AI presents perhaps the most promising and dynamic opportunity of the early 21st century. The same shared values and processes that made the U.S. Navy the world leader in nuclear energy, signals intelligence, satellite systems, interservice operations, and distributed command and control also can enable the service to push AI technologies further, and with more consistent success, than have even the most innovative tech companies. But without a firm commitment to the right principles, the Navy could concede lethality and squander precious resources on systems not suitable for high-end conflict.
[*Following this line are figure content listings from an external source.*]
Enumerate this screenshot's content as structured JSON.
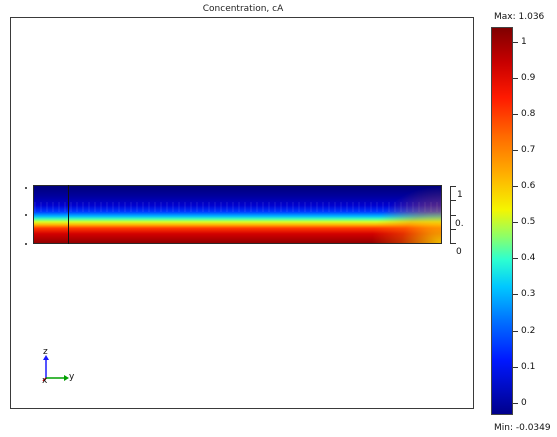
{
  "plot": {
    "title": "Concentration, cA"
  },
  "scale": {
    "labels": [
      "1",
      "0.",
      "0"
    ]
  },
  "triad": {
    "z_label": "z",
    "y_label": "y",
    "x_label": "x"
  },
  "colorbar": {
    "max_label": "Max: 1.036",
    "min_label": "Min: -0.0349",
    "max_value": 1.036,
    "min_value": -0.0349,
    "tick_labels": [
      "1",
      "0.9",
      "0.8",
      "0.7",
      "0.6",
      "0.5",
      "0.4",
      "0.3",
      "0.2",
      "0.1",
      "0"
    ],
    "colormap": "rainbow"
  },
  "colors": {
    "high": "#800000",
    "low": "#00008b",
    "triad_y": "#00a000",
    "triad_z": "#1a1aff",
    "triad_x": "#cc0000"
  }
}
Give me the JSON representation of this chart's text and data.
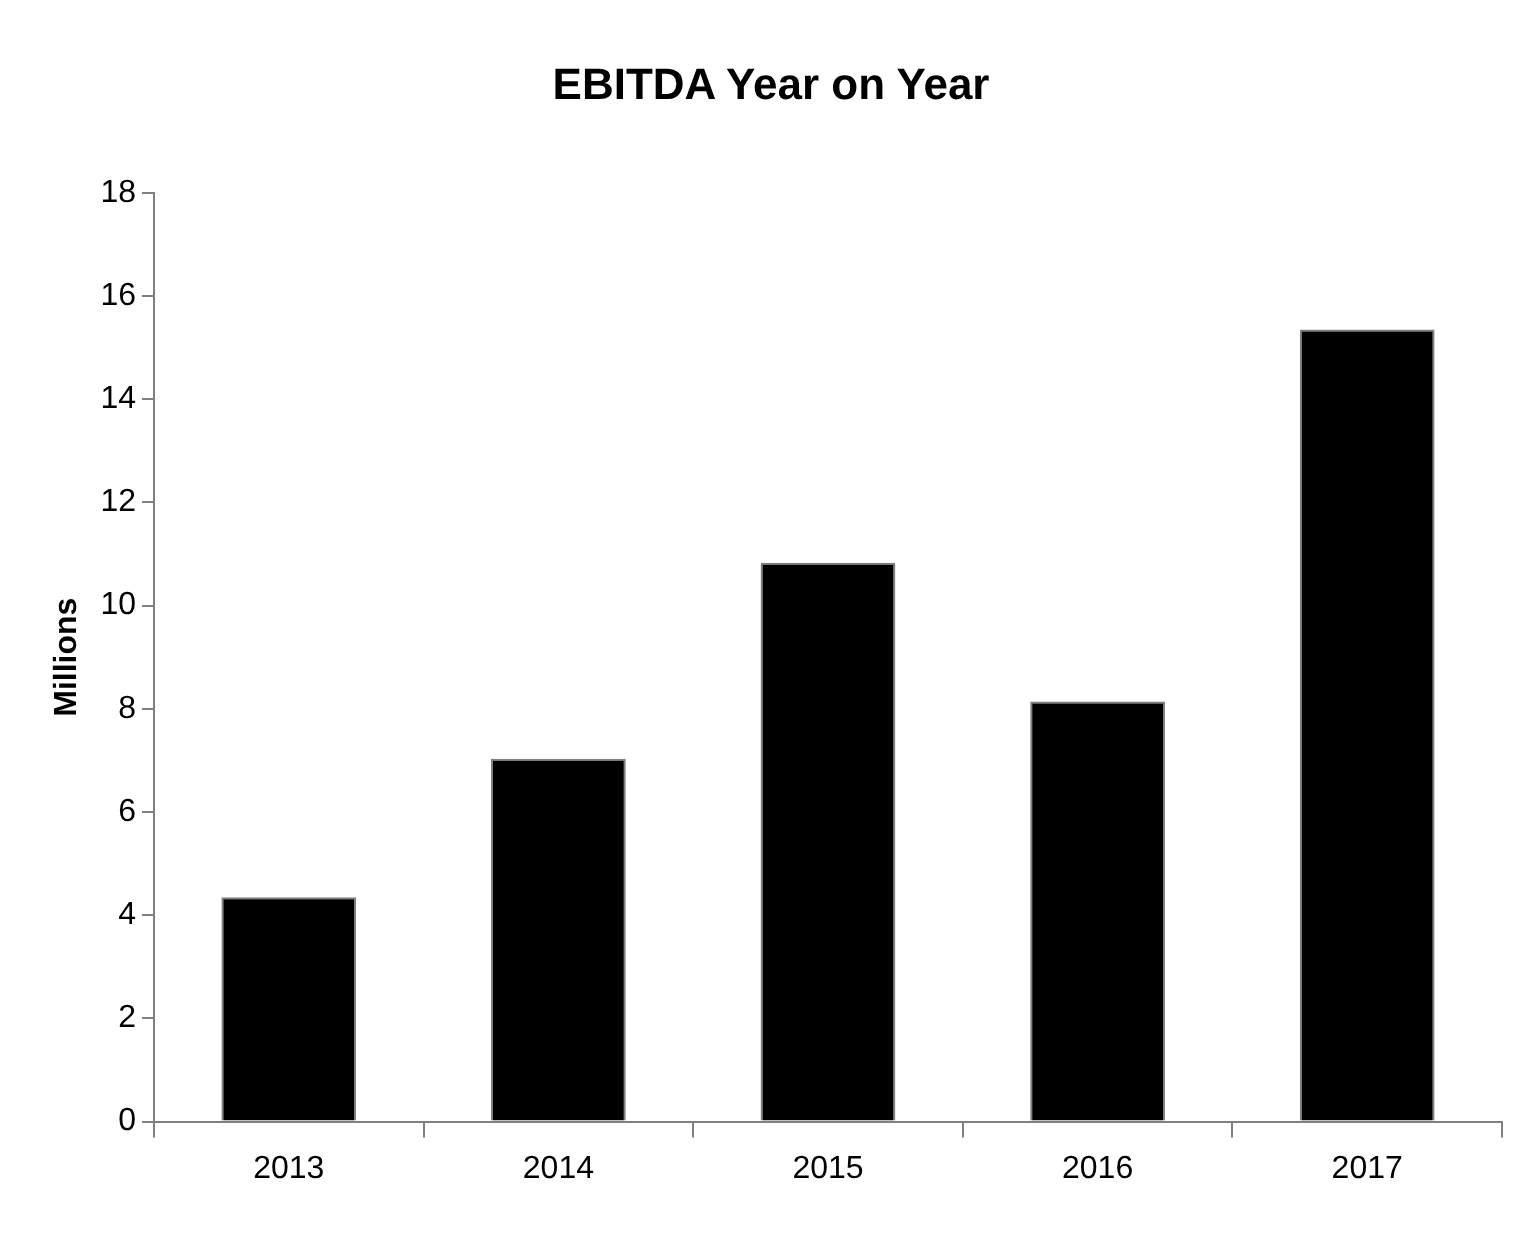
{
  "chart_data": {
    "type": "bar",
    "title": "EBITDA Year on Year",
    "ylabel": "Millions",
    "categories": [
      "2013",
      "2014",
      "2015",
      "2016",
      "2017"
    ],
    "values": [
      4.35,
      7.03,
      10.83,
      8.14,
      15.35
    ],
    "color": "#000000",
    "ylim": [
      0,
      18
    ],
    "yticks": [
      0,
      2,
      4,
      6,
      8,
      10,
      12,
      14,
      16,
      18
    ],
    "grid": false,
    "legend": false
  }
}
More than anything else, warfighters need to step up and ensure that implementing the new national AI strategy does not overreach or undermine established principles of command.
1. U.S. Department of Defense, “Summary of the 2018 Department of Defense Artificial Intelligence Strategy: Harnessing AI to Advance Our Security and Prosperity,” Washington, DC.
2. Quoted by Bertrand Meyer in “John McCarthy,” blog@CACM, Communications of the Association for Computing Machinery, 28 October 2011.
3. Fink Densford, “Report: IBM Watson Delivered ‘Unsafe and Inaccurate’ Cancer Recommendations,” Mass Device, 25 July 2018.
4. Ian J. Goodfellow, Jonathon Shlens, and Christian Szegedy, “Explaining and Harvesting Adversarial Examples,” published as a conference paper at the International Conference on Learning Representations 2015, Mountain View, California.
5. National Transportation Safety Board, “Preliminary Report: Highway HWY19MH01,” 2018.
6. National Transportation Safety Board, “Preliminary Report: Highway HWY19MH01.”